Lulus Verifikasi Dewan Pers No.126/DP-Terverifikasi/K/X/2017

Pendidikan Menengah Negeri di Kepri Dinilai Tertinggal, Pengamat Soroti Rendahnya Peringkat Nasional TKA 2025
Oleh : Aldy
Senin | 09-02-2026 | 16:08 WIB
Sirajudin-Nur.jpg Honda-Batam
Pengamat pendidikan sekaligus tokoh masyarakat, Sirajudin Nur. (Istimewa)

BATAMTODAY.COM, Batam - Kualitas pendidikan menengah negeri di Provinsi Kepulauan Riau (Kepri) dinilai masih tertinggal dibandingkan daerah lain di Indonesia. Berdasarkan capaian Tes Kemampuan Akademik (TKA) 2025, SMA Negeri 3 Batam yang menempati peringkat pertama di tingkat provinsi hanya berada di posisi 310 nasional.

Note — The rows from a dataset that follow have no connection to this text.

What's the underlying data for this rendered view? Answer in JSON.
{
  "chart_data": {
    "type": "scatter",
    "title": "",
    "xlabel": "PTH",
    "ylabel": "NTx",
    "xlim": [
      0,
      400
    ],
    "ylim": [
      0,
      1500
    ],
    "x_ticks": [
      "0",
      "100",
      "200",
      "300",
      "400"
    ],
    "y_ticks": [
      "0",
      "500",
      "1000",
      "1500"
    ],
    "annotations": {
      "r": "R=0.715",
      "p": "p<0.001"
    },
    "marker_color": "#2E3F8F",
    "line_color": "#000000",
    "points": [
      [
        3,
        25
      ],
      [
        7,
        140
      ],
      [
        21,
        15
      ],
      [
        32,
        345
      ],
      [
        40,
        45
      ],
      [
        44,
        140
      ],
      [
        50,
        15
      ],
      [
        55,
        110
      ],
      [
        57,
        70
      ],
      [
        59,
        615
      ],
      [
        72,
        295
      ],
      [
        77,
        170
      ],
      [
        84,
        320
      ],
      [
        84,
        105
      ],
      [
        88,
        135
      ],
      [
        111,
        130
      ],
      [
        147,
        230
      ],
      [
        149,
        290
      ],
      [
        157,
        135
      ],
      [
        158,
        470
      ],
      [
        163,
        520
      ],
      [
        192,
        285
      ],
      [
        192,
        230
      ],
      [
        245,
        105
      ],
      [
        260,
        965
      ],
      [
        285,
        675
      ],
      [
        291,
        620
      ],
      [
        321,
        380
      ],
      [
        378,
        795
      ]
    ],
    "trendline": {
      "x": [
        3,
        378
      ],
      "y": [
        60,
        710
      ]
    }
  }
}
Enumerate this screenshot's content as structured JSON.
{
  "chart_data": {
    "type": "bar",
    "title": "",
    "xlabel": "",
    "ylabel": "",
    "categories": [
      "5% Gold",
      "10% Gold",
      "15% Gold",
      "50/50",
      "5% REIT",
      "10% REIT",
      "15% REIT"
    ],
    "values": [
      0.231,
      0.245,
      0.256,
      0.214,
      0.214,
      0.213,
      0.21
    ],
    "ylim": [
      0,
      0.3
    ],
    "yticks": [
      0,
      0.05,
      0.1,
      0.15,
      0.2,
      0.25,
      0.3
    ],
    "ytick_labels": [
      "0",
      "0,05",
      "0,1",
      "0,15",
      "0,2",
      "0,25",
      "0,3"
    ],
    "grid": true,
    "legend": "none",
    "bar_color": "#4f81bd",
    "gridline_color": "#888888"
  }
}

Bahkan, tidak ada satu pun sekolah menengah negeri di Kepri yang berhasil menembus 30 besar nasional.

Pengamat pendidikan sekaligus tokoh masyarakat, Sirajudin Nur, menilai kondisi tersebut sebagai persoalan sistemik yang memerlukan penanganan serius dan terstruktur. Ia mengungkapkan sejumlah faktor yang memengaruhi rendahnya capaian pendidikan di Kepri, mulai dari distribusi guru berkualitas yang belum merata, keterbatasan fasilitas laboratorium dan perpustakaan, hingga tantangan geografis wilayah kepulauan yang menghambat pemerataan proses belajar mengajar.

"Kualitas pendidikan kita masih tertinggal jauh dari standar nasional," ujar Sirajudin, Senin (9/2/2026).

Menurutnya, dampak dari rendahnya prestasi akademik tidak hanya dirasakan dalam jangka pendek, tetapi juga berpotensi memengaruhi kualitas sumber daya manusia di masa depan. Ia menyebut banyak siswa Kepri kehilangan peluang bersaing masuk perguruan tinggi negeri unggulan, sementara potensi pengembangan ekonomi berbasis pengetahuan turut terhambat.

Sebagai solusi, Sirajudin mendorong pemerintah daerah dan pusat mengambil langkah konkret berbasis data dan kebutuhan riil di lapangan. Rekomendasi yang diajukan meliputi pemetaan kualitas guru, penerapan kurikulum berbasis kompetensi, intervensi pedagogik yang lebih intensif, serta evaluasi TKA secara berkala. Ia juga menekankan pentingnya pengalokasian anggaran pendidikan yang lebih berpihak pada peningkatan mutu sekolah dibandingkan proyek fisik semata.

"Tanpa langkah konkret, peringkat nasional Kepri akan terus stagnan, dan generasi muda akan terus tertinggal secara kualitas pengetahuan," tegasnya.

Pernyataan tersebut menjadi pengingat bagi pemangku kebijakan agar menata kembali sistem pendidikan menengah di wilayah kepulauan strategis ini, sehingga generasi muda Kepri mampu bersaing secara setara dengan siswa dari provinsi lain di Indonesia.